I took it home and for one night I knew gaming nirvana. I played it from dusk until dawn. My mother woke up to find me still laying on the floor, eyes rimmed with red and the controller in my hand. "You got up early." She said, assuming the best. I didn't correct her. I don't even recall if I gave any response. My eyes, my mind, my very soul was too fixated on the experience before me.

Of course, it was actually pretty bad.

I would eventually go on to sell my copy of Journey to Jaburo. Recently though, while browsing at a local used game store I found a copy, and feeling nostalgic bought it. The controls were clunky, even for that time period. Unbelievably, that experience that consumed me for an entire night now took a mere two hours to clear the entire game. As the credits rolled on this game that had once been a favorite, I couldn't help but wonder how I had been so blind to all of the game's poorer qualities.

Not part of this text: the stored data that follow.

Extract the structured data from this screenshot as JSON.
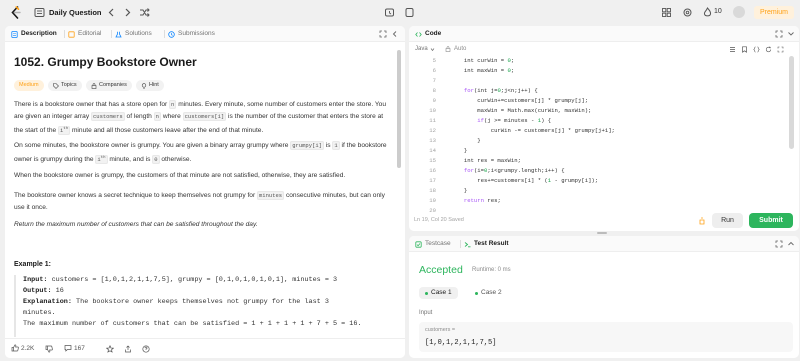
{
  "topbar": {
    "title": "Daily Question",
    "streak_count": "10",
    "premium_label": "Premium"
  },
  "left_panel": {
    "tabs": [
      {
        "label": "Description"
      },
      {
        "label": "Editorial"
      },
      {
        "label": "Solutions"
      },
      {
        "label": "Submissions"
      }
    ],
    "problem_title": "1052. Grumpy Bookstore Owner",
    "chips": {
      "difficulty": "Medium",
      "topics": "Topics",
      "companies": "Companies",
      "hint": "Hint"
    },
    "p1": {
      "a": "There is a bookstore owner that has a store open for ",
      "n": "n",
      "b": " minutes. Every minute, some number of customers enter the store. You are given an integer array ",
      "customers": "customers",
      "c": " of length ",
      "n2": "n",
      "d": " where ",
      "ci": "customers[i]",
      "e": " is the number of the customer that enters the store at the start of the ",
      "ith": "i",
      "th": "th",
      "f": " minute and all those customers leave after the end of that minute."
    },
    "p2": {
      "a": "On some minutes, the bookstore owner is grumpy. You are given a binary array grumpy where ",
      "gi": "grumpy[i]",
      "b": " is ",
      "one": "1",
      "c": " if the bookstore owner is grumpy during the ",
      "ith": "i",
      "th": "th",
      "d": " minute, and is ",
      "zero": "0",
      "e": " otherwise."
    },
    "p3": "When the bookstore owner is grumpy, the customers of that minute are not satisfied, otherwise, they are satisfied.",
    "p4": {
      "a": "The bookstore owner knows a secret technique to keep themselves not grumpy for ",
      "minutes": "minutes",
      "b": " consecutive minutes, but can only use it once."
    },
    "p5": "Return the maximum number of customers that can be satisfied throughout the day.",
    "example_title": "Example 1:",
    "example": {
      "input_label": "Input:",
      "input_value": " customers = [1,0,1,2,1,1,7,5], grumpy = [0,1,0,1,0,1,0,1], minutes = 3",
      "output_label": "Output:",
      "output_value": " 16",
      "explanation_label": "Explanation:",
      "explanation_value": " The bookstore owner keeps themselves not grumpy for the last 3",
      "line4": "minutes.",
      "line5": "The maximum number of customers that can be satisfied = 1 + 1 + 1 + 1 + 7 + 5 = 16."
    },
    "bottom": {
      "likes": "2.2K",
      "comments": "167"
    }
  },
  "code_panel": {
    "tab_label": "Code",
    "language": "Java",
    "mode": "Auto",
    "lines": [
      {
        "n": "5",
        "segs": [
          [
            "",
            "        int "
          ],
          [
            "",
            "curWin = "
          ],
          [
            "num",
            "0"
          ],
          [
            "",
            ";"
          ]
        ]
      },
      {
        "n": "6",
        "segs": [
          [
            "",
            "        int "
          ],
          [
            "",
            "maxWin = "
          ],
          [
            "num",
            "0"
          ],
          [
            "",
            ";"
          ]
        ]
      },
      {
        "n": "7",
        "segs": []
      },
      {
        "n": "8",
        "segs": [
          [
            "",
            "        "
          ],
          [
            "kw",
            "for"
          ],
          [
            "",
            "(int j="
          ],
          [
            "num",
            "0"
          ],
          [
            "",
            ";j<n;j++) {"
          ]
        ]
      },
      {
        "n": "9",
        "segs": [
          [
            "",
            "            curWin+=customers[j] * grumpy[j];"
          ]
        ]
      },
      {
        "n": "10",
        "segs": [
          [
            "",
            "            maxWin = Math.max(curWin, maxWin);"
          ]
        ]
      },
      {
        "n": "11",
        "segs": [
          [
            "",
            "            "
          ],
          [
            "kw",
            "if"
          ],
          [
            "",
            "(j >= minutes - "
          ],
          [
            "num",
            "1"
          ],
          [
            "",
            ") {"
          ]
        ]
      },
      {
        "n": "12",
        "segs": [
          [
            "",
            "                curWin -= customers[j] * grumpy[j+1];"
          ]
        ]
      },
      {
        "n": "13",
        "segs": [
          [
            "",
            "            }"
          ]
        ]
      },
      {
        "n": "14",
        "segs": [
          [
            "",
            "        }"
          ]
        ]
      },
      {
        "n": "15",
        "segs": [
          [
            "",
            "        int res = maxWin;"
          ]
        ]
      },
      {
        "n": "16",
        "segs": [
          [
            "",
            "        "
          ],
          [
            "kw",
            "for"
          ],
          [
            "",
            "(i="
          ],
          [
            "num",
            "0"
          ],
          [
            "",
            ";i<grumpy.length;i++) {"
          ]
        ]
      },
      {
        "n": "17",
        "segs": [
          [
            "",
            "            res+=customers[i] * ("
          ],
          [
            "num",
            "1"
          ],
          [
            "",
            " - grumpy[i]);"
          ]
        ]
      },
      {
        "n": "18",
        "segs": [
          [
            "",
            "        }"
          ]
        ]
      },
      {
        "n": "19",
        "segs": [
          [
            "",
            "        "
          ],
          [
            "kw",
            "return"
          ],
          [
            "",
            " res;"
          ]
        ]
      },
      {
        "n": "20",
        "segs": []
      }
    ],
    "status": "Ln 19, Col 20    Saved",
    "run_label": "Run",
    "submit_label": "Submit"
  },
  "result_panel": {
    "tabs": [
      {
        "label": "Testcase"
      },
      {
        "label": "Test Result"
      }
    ],
    "verdict": "Accepted",
    "runtime": "Runtime: 0 ms",
    "cases": [
      {
        "label": "Case 1"
      },
      {
        "label": "Case 2"
      }
    ],
    "input_label": "Input",
    "input_name": "customers =",
    "input_value": "[1,0,1,2,1,1,7,5]"
  },
  "colors": {
    "accent_green": "#2db55d",
    "premium_orange": "#ffa116",
    "keyword": "#a855f7",
    "number": "#16a34a"
  }
}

The short answer is, because I was a fan. It was never really the game that I loved. What I loved was the opportunity to experience a franchise that I adored in a new, interactive way. I was no longer a spectator watching something cool take place. I was the hero. When you look at it in those terms it's not hard to understand why a child might look at a licensed game and see not a rushed cash-in, but rather the greatest thing ever. The game doesn't need to be good. The mere chance to participate can be enough.

This isn't to say that I can agree with lousy licensed games. Honestly, I can't think of many shames greater than a development team being forced to take a great intellectual property, fertile with opportunity, and run it into the ground. However, I can understand the appeal of them and even today I have to admit that Journey to Jaburo, flaws not withstanding, is fun for me. Playing through it again, even with a more mature critical eye, there was a part of me still squealing inwardly as I took control of my giant robot and relived the fantasies of my past.